A blog formerly known as Bookishness / By Charles Matthews

"Dazzled by so many and such marvelous inventions, the people of Macondo ... became indignant over the living images that the prosperous merchant Bruno Crespi projected in the theater with the lion-head ticket windows, for a character who had died and was buried in one film and for whose misfortune tears had been shed would reappear alive and transformed into an Arab in the next one. The audience, who had paid two cents apiece to share the difficulties of the actors, would not tolerate that outlandish fraud and they broke up the seats. The mayor, at the urging of Bruno Crespi, explained in a proclamation that the cinema was a machine of illusions that did not merit the emotional outbursts of the audience.
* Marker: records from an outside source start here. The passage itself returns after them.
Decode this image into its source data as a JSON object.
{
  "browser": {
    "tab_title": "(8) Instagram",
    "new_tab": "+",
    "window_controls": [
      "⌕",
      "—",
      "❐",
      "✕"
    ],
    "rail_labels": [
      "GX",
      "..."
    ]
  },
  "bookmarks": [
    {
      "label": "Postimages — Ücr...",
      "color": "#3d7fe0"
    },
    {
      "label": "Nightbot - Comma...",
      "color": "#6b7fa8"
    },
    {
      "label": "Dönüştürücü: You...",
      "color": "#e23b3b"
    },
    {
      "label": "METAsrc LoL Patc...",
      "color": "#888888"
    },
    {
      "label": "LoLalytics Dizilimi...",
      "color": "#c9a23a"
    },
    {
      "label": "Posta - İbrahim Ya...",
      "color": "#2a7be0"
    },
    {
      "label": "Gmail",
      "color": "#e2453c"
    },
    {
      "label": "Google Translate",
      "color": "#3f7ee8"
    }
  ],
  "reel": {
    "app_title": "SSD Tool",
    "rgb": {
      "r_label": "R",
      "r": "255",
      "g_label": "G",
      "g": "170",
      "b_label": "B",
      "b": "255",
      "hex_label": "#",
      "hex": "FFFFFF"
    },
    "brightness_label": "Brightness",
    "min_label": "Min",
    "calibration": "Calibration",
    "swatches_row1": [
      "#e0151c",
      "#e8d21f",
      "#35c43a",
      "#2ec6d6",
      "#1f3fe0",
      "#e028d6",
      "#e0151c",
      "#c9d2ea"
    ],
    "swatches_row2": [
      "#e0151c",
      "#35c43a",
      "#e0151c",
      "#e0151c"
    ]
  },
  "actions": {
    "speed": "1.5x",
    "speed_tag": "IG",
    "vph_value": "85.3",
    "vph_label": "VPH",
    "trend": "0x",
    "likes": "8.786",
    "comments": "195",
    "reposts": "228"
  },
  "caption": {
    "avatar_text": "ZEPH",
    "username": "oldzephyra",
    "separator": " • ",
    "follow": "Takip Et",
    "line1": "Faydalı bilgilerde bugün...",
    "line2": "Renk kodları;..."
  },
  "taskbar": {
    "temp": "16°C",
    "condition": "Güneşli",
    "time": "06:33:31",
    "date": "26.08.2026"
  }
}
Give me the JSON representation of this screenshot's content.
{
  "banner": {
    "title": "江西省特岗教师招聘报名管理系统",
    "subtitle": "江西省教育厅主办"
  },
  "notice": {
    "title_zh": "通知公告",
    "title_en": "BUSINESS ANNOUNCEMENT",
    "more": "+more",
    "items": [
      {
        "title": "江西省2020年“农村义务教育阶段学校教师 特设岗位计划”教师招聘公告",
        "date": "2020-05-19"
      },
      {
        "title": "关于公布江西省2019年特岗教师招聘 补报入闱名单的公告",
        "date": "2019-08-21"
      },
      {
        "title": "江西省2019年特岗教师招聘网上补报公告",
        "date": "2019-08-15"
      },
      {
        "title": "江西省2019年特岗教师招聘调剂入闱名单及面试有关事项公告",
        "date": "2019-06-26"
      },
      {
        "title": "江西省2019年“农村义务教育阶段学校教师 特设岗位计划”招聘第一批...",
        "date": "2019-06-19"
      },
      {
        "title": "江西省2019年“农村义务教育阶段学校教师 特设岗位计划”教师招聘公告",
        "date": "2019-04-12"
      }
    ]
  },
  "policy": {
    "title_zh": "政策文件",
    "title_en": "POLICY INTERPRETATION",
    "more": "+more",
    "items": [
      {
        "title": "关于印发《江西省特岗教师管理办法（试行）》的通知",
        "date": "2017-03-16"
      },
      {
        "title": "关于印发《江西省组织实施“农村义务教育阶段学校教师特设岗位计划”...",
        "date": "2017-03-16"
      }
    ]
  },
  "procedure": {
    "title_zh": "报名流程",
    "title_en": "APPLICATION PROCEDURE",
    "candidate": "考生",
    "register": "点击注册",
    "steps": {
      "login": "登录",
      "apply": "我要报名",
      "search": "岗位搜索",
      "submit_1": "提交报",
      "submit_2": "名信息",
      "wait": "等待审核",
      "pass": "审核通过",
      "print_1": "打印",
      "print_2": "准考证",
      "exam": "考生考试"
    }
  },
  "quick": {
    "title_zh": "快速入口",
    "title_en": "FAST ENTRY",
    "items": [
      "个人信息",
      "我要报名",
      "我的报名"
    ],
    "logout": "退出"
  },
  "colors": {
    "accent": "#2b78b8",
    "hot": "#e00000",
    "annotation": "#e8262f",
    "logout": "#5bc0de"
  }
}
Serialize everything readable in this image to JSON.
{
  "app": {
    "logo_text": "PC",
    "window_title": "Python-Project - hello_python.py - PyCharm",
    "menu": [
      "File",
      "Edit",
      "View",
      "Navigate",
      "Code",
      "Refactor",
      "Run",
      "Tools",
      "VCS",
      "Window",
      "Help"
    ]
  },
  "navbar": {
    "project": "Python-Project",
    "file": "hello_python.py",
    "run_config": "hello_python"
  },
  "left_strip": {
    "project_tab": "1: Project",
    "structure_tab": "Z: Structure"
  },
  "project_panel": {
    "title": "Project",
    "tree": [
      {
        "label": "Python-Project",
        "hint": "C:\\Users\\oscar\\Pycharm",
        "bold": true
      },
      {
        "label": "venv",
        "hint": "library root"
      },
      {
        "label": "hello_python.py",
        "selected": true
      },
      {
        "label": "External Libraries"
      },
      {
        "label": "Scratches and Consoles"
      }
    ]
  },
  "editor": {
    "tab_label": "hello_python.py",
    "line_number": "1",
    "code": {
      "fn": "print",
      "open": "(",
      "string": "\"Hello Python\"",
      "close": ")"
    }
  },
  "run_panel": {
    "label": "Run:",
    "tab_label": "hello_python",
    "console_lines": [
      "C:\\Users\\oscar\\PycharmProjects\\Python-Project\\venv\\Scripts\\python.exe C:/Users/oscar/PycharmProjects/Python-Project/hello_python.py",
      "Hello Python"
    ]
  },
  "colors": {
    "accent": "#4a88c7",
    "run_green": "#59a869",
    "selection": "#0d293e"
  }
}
With that discouraging explanation many ... decided not to return to the movies, considering that they already had too many troubles of their own to weep over the acted-out misfortunes of imaginary beings."
--Gabriel García Márquez, One Hundred Years of Solitude

Friday, April 9, 2010

Poem of the Day: Hart Crane

Chaplinesque 

We make our meek adjustments, 
Contented with such random consolations 

As the wind deposits 
In slithered and too ample pockets. 

For we can still love the world, who find
A famished kitten on the step, and know 
Recesses for it from the fury of the street, 
Or warm torn elbow coverts. 

We will sidestep, and to the final smirk 
Dally the doom of that inevitable thumb 
That slowly chafes its puckered index toward us, 
Facing the dull squint with what innocence 
And what surprise! 

And yet these fine collapses are not lies 
More than  the pirouettes of any pliant cane; 
Our obsequies are, in a way, no enterprise. 
We can evade you, and all else but the heart: 
What blame to us if the heart live on. 

The game enforces smirks; but we have seen 
The moon in lonely alleys make 
A grail of laughter of an empty ash can, 
And through all sound of gaiety and quest 
Have heard a kitten in the wilderness. 
--Hart Crane 

True, there are poems by Crane that seem to me to be nothing more than word salad, but this is not one of them. I think it perfectly conveys both the comic and the sentimental Chaplin, even if like all of Crane's poems it's really about Hart (see "heart" above).